Right when I was buck-naked, Miss Odetta walked in on me with a bottle of mercurochrome in her hand. She said it would help me scab faster and without infection. I knowed she was right ’cause that’s what Big Mama used all the time on us kids when we had cuts and sores. With the tips of my fingers, I held on to Odetta’s shoulder as she bent over and rubbed the pinkish-red medicine on me. “Ouch!” I flinched the moment she touched me. Odetta lightened up her hand and put the stuff on real nice and slow. Instead of rubbing right on the hurt part, she would hold the little glass wand above it and let the red medicine fall onto the torn-up skin. I couldn’t r’member when somebody had been that nice and soft with me. If Odetta was gonna be treating me like this, then I sho’ could bring myself to get used to her kindness. Big Mama had been nice to me too sometimes. I mean, she let me go everywhere with her, and she taught me to plait her hair and oil the heels of her feet with Pond’s cold cream. Big Mama even showed me how to pick blackheads out her back and from round her nose. I never minded doin’ these things for her, ’cause at least I wasn’t being whooped or put down.

My eyes got hot, and I started feeling sorry for Big Mama the more I thought on her. She was just a li’l ole woman who’d took care of me. For all I knowed, maybe she was out looking for me now. I sho’ didn’t wanna make no trouble for her and have everybody mad at me. Odetta must’ve heard me thinking, ’cause she looked up and told me all was gonna be fine.
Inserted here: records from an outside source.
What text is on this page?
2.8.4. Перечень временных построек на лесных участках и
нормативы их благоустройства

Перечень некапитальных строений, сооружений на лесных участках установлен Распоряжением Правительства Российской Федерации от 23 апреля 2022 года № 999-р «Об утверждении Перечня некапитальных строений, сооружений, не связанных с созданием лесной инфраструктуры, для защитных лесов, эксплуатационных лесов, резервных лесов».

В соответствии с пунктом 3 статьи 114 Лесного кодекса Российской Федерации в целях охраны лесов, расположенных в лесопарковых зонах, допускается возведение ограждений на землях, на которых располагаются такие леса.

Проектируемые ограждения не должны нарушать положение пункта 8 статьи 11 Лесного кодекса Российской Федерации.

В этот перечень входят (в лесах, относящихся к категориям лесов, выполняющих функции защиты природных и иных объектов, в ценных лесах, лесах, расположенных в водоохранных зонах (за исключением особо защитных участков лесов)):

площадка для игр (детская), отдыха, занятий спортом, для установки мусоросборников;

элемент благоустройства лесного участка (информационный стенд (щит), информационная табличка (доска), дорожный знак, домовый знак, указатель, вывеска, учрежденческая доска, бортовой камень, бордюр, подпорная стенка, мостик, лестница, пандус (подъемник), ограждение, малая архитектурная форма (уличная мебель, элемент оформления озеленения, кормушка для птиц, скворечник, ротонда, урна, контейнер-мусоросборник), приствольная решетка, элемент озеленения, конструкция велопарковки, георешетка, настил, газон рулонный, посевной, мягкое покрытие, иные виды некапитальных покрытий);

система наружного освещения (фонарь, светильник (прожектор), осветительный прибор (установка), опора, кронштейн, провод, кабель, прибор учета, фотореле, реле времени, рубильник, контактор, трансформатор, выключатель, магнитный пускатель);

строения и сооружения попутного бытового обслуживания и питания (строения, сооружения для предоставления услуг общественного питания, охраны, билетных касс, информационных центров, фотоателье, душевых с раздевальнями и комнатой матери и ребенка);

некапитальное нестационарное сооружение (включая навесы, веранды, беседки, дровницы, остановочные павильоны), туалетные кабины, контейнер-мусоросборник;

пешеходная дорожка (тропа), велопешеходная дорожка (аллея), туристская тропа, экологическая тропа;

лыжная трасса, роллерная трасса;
She touched her bent fingers to my face and dragged the back side of her hand ’cross my cheek. I could feel what she was meaning; I’d felt it b’fore when watchin’ mamas and they babies, when the mamas touch the li’l ones in a way where they don’t have to say they like ’em or that they sorry for the hurt a child must be feeling. And now I figured Odetta must’ve been feeling that for me.